Are you looking for a free Precious metal auction web site? Visit www.bullioncity.com You can sell all thing to do with bullion for FREE. This is a great new resource for Gold refining forum members.


----------



## Gotrek (Jun 6, 2008)

I don't get it copper is 3$/lbs but someone on there is selling 1lbs ingot for 27.xx Crazy!


----------



## goldsilverpro (Jun 6, 2008)

Gotrek,

I offered the same logic as you on the realcent forum
http://realcent.forumco.com/topic~TOPIC_ID~3169~SearchTerms~copper.asp

Although it seems goofy to you and I, some people like bright shiny copper bars and are willing to pay a big premium.


----------



## Oz (Jun 6, 2008)

I recently saw a 1 pounder go for 40 some dollars on e-bay. Makes one wonder.


----------



## Gotrek (Jun 6, 2008)

I'm off to melt some copper pipe, harsh on the crucible but I'm sure I can make it back by reselling copper for 3-4 times it's value.

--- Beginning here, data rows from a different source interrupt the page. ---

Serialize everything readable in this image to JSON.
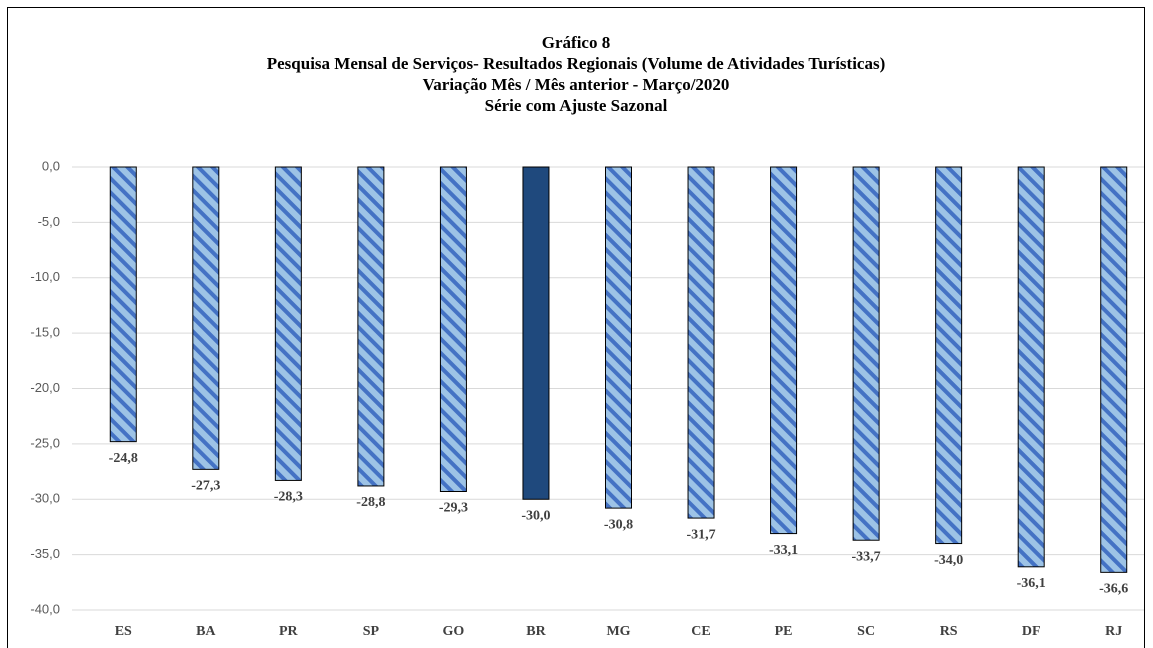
{
  "chart_data": {
    "type": "bar",
    "title": [
      "Gráfico 8",
      "Pesquisa Mensal de Serviços- Resultados Regionais (Volume de Atividades Turísticas)",
      "Variação Mês / Mês anterior  - Março/2020",
      "Série com Ajuste Sazonal"
    ],
    "categories": [
      "ES",
      "BA",
      "PR",
      "SP",
      "GO",
      "BR",
      "MG",
      "CE",
      "PE",
      "SC",
      "RS",
      "DF",
      "RJ"
    ],
    "values": [
      -24.8,
      -27.3,
      -28.3,
      -28.8,
      -29.3,
      -30.0,
      -30.8,
      -31.7,
      -33.1,
      -33.7,
      -34.0,
      -36.1,
      -36.6
    ],
    "value_labels": [
      "-24,8",
      "-27,3",
      "-28,3",
      "-28,8",
      "-29,3",
      "-30,0",
      "-30,8",
      "-31,7",
      "-33,1",
      "-33,7",
      "-34,0",
      "-36,1",
      "-36,6"
    ],
    "color": "#9dc3e6",
    "stripe_color": "#4472c4",
    "highlight_category": "BR",
    "highlight_color": "#1f497d",
    "ylim": [
      -40,
      0
    ],
    "yticks": [
      {
        "value": 0,
        "label": "0,0"
      },
      {
        "value": -5,
        "label": "-5,0"
      },
      {
        "value": -10,
        "label": "-10,0"
      },
      {
        "value": -15,
        "label": "-15,0"
      },
      {
        "value": -20,
        "label": "-20,0"
      },
      {
        "value": -25,
        "label": "-25,0"
      },
      {
        "value": -30,
        "label": "-30,0"
      },
      {
        "value": -35,
        "label": "-35,0"
      },
      {
        "value": -40,
        "label": "-40,0"
      }
    ],
    "grid": true
  }
}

Wonder how he got the purity to .999 isnt' cathode copper .995 and that's pretty much as good as it gets.


----------



## goldsilverpro (Jun 6, 2008)

999

http://www.sccc.fr/e_prod_compli.htm

Maybe even 999.5

http://www.walsin.com.tw/e-walsin/b/b_1_a.htm


----------



## Gotrek (Jun 6, 2008)

Must be 9995 I forgot a 9  and Stand corrected.


----------